|Practitioner:||Dr Beris Ford|
|Charge Characteristics:|| Inappropriate
Conditions imposed on doctor's
|Appeal:||CAC appealed Decision: Appeal dismissed (CAC v Dr Ford (District Court, Wellington, MA 103/2, 1 May 2003, Thompson DCJ))|
Please also see 01/84C (four more charges against Dr Ford which were heard at the same time as charge below)
A Complaints Assessment Committee charged Dr Beris Ford with disgraceful conduct in a professional respect. The particulars of the charge were as follows:
- That between the 10th October 1989 and 20 May 1992 during the course of one or more consultations at his surgery he seated himself so that his knee was interposed between the patient's legs. Her personal boundaries were thus invaded. The placement of the seats in the room meant that she could not sit elsewhere and felt trapped.
- That between the 10th October 1989 and 20 May 1992 during the course of consultations at his surgery he inappropriately and without clinical justification stroked the patient on her knee and lower thigh when both were seated as above.
Dr Ford was the patient's general practitioner from approximately January 1989 to September 1992. The allegations which gave rise to the charge against Dr Ford arose in the context of several of the consultations which occurred during that period.
Dr Ford's evidence was that his memory of the patient was very scant. His evidence was mostly based on his notes and her records.
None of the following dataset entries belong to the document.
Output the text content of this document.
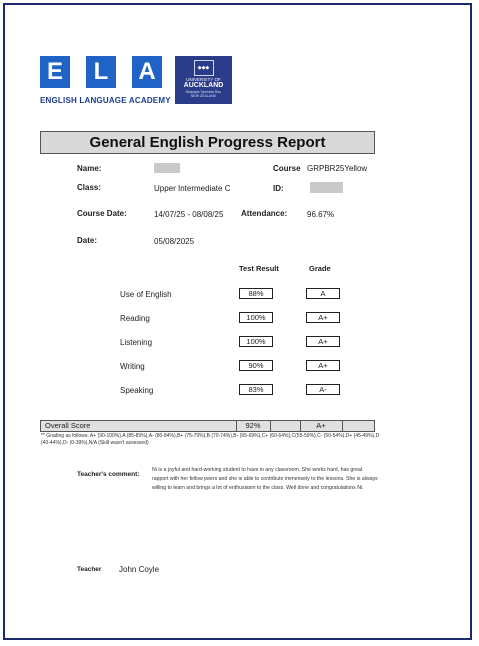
E	L	A
ENGLISH LANGUAGE ACADEMY
◆◆◆
UNIVERSITY OF
AUCKLAND
Waipapa Taumata Rau
NEW ZEALAND
General English Progress Report
Name:	Course GRPBR25Yellow
Class:	Upper Intermediate C	ID:
Course Date:	14/07/25 - 08/08/25 Attendance: 96.67%
Date:	05/08/2025
Test Result	Grade
Use of English	88%	A
Reading	100%	A+
Listening	100%	A+
Writing	90%	A+
Speaking	83%	A-
Overall Score	92%	A+
** Grading as follows: A+ (90-100%),A (85-89%),A- (80-84%),B+ (75-79%),B (70-74%),B- (65-69%),C+ (60-64%),C(55-59%),C- (50-54%),D+ (45-49%),D (40-44%),D- (0-39%),N/A (Skill wasn't assessed)
Teacher's comment:
Ni is a joyful and hard-working student to have in any classroom. She works hard, has great rapport with her fellow peers and she is able to contribute immensely to the lessons. She is always willing to learn and brings a lot of enthusiasm to the class. Well done and congratulations Ni.
Teacher John Coyle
The Tribunal found Dr Ford not guilty. It was not satisfied that any of the particulars of the charge were established.
The Tribunal took into account that notwithstanding that the patient was a patient of Dr Ford for a relatively lengthy period of time, she did not express any of her concerns or feelings to Dr Ford about the way in which he conducted himself towards her during the consultations prior to the complaint being made to the Medical Council in 1999.
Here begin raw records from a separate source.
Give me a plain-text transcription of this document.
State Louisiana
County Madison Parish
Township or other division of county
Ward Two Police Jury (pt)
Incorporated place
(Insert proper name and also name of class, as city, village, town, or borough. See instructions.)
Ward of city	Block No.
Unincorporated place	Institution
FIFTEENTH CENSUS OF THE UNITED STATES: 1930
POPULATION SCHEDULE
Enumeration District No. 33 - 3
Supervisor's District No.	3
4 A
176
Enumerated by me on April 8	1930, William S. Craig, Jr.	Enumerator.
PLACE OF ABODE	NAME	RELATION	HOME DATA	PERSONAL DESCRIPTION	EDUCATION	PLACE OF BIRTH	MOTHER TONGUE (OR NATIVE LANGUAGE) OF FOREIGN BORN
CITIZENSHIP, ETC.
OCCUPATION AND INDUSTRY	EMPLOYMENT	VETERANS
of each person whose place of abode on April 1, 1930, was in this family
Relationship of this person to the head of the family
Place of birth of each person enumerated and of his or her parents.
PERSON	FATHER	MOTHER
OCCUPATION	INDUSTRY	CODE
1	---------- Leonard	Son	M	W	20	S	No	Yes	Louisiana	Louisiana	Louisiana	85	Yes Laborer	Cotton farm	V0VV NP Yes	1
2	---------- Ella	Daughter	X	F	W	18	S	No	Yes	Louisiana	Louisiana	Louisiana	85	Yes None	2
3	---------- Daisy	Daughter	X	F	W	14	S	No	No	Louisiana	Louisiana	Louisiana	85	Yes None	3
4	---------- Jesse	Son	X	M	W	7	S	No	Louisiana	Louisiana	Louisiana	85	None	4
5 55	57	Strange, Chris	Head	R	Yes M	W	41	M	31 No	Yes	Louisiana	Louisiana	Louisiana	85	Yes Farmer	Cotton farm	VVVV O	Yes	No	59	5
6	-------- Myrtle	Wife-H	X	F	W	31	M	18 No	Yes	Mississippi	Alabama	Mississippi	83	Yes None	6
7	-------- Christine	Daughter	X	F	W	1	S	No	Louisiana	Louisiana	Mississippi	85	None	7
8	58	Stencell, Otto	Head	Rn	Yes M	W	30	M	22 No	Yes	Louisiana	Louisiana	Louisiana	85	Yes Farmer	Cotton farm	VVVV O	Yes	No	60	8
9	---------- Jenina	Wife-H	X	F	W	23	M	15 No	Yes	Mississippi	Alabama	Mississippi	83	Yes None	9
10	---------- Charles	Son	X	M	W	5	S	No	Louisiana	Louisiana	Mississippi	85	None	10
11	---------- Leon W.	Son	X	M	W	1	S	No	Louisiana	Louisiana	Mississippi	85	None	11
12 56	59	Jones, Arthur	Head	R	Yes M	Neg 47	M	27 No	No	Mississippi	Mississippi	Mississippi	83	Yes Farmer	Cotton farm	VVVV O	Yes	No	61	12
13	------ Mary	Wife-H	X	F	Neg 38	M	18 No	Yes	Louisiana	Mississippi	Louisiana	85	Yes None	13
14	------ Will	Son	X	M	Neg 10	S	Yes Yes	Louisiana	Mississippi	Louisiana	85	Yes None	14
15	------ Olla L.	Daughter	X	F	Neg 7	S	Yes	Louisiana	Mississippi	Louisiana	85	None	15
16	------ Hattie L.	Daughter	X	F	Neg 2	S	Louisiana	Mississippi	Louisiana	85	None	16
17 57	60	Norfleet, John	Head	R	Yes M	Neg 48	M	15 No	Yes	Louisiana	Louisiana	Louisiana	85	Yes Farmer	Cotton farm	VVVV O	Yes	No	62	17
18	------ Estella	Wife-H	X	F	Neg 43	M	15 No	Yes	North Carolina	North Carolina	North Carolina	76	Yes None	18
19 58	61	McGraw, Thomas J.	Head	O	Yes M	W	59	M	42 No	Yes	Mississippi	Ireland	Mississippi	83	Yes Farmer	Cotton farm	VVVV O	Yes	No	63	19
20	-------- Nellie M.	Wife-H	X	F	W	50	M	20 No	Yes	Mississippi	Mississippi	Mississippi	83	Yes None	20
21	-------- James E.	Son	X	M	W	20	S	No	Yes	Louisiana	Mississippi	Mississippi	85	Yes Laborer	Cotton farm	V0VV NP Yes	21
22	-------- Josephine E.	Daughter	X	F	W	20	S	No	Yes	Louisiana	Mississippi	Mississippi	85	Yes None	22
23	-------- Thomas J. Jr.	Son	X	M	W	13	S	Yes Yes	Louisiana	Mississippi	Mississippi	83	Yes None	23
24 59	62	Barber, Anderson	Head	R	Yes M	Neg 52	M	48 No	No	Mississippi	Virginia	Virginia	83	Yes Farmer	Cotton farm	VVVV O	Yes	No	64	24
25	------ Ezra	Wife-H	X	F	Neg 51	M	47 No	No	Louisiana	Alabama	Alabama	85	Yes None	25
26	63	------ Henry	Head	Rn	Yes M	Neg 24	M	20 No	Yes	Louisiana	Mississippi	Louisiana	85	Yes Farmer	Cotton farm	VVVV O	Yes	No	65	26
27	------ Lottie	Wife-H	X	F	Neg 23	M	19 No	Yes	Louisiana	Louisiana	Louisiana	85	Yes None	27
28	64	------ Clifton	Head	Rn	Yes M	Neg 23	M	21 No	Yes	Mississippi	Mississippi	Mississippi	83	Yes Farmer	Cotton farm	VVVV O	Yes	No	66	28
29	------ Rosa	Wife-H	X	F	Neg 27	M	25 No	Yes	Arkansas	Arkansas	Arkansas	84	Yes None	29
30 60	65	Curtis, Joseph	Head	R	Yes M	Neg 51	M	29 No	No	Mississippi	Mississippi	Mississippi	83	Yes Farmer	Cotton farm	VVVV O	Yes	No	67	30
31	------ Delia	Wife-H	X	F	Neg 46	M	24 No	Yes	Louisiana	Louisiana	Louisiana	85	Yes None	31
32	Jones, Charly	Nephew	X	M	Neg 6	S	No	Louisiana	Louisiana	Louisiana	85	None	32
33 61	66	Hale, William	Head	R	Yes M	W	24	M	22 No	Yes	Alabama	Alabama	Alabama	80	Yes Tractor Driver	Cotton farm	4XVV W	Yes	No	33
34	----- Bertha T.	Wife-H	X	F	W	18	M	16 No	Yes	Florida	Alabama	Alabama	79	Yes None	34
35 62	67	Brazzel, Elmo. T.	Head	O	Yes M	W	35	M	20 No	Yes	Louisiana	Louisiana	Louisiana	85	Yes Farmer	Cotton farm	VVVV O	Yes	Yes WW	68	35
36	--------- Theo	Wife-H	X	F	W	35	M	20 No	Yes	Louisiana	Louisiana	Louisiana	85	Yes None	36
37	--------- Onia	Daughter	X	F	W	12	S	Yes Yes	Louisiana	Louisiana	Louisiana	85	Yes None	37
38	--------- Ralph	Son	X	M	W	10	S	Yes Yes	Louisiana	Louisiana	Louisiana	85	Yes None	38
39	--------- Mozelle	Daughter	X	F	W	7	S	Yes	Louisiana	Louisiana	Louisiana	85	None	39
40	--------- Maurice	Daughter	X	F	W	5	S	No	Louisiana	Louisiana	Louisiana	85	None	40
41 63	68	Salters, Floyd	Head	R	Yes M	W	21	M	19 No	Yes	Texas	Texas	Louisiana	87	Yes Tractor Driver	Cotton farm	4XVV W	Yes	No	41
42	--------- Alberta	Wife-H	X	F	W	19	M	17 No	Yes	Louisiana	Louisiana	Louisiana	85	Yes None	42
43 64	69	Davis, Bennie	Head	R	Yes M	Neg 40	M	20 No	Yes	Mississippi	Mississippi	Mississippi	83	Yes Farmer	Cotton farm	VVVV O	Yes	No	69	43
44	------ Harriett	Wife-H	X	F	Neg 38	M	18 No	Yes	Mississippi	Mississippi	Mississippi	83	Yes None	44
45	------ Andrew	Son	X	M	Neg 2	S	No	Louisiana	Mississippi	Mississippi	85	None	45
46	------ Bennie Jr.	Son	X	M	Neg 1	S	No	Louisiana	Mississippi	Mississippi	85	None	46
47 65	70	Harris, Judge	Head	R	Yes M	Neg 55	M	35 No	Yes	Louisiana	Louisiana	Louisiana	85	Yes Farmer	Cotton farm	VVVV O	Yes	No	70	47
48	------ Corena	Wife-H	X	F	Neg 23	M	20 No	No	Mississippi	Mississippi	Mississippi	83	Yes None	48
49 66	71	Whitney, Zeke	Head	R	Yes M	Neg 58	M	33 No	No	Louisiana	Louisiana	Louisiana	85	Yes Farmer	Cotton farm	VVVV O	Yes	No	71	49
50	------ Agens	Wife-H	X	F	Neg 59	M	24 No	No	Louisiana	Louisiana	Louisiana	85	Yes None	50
The Tribunal was satisfied that Dr Ford did conduct himself as alleged in Particular 1 (a), 1 (b) and 2, but it was not satisfied that it was proven that Dr Ford's intent was prurient or improper or otherwise warranted the sanction of an adverse finding.
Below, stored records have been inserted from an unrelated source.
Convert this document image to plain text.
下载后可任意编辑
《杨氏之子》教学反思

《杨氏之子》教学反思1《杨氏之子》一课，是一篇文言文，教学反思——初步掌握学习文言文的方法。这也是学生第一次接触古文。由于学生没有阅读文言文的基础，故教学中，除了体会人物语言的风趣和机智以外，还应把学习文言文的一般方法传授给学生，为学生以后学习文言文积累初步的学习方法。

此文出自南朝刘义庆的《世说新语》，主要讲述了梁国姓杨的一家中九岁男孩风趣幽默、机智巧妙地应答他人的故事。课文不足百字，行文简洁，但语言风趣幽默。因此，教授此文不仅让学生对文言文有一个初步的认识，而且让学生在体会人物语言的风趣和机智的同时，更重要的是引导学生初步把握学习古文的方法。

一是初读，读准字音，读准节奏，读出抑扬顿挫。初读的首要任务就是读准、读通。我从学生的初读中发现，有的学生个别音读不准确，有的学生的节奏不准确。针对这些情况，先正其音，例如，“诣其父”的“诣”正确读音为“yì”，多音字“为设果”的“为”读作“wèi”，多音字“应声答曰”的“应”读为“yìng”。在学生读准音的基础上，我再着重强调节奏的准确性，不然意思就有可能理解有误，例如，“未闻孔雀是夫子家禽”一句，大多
The Tribunal considered that there was sufficient evidence given at the hearing regarding Dr Ford's habit of pushing himself about the surgery on his wheeled chair that the "core facts' of Particulars 1 (a) and (b) were established, but not that his conduct was "inappropriate" in the circumstances.
The Tribunal considered it was more likely than not that Dr Ford did make comments as alleged in Particular 2 of the charge but it was not satisfied that the comments were "inappropriate". Dr Ford gave evidence that as the patient was a vulnerable person he may have made comments to make the patient feel better about herself. The Tribunal determined it would be unfair to consider Dr Ford's conduct and comments out of context and/or removed from the clinical setting and relationship in which they were alleged to have occurred.
The Tribunal was not satisfied on the basis of the evidence before it that Particular 3 was established.
The Complaints Assessment Committee appealed the Decision of the Tribunal to the District Court. The appeal was dismissed. (CAC v Dr Ford (District Court, Wellington, MA 103/02, 1 May 2003, Thompson DCJ)).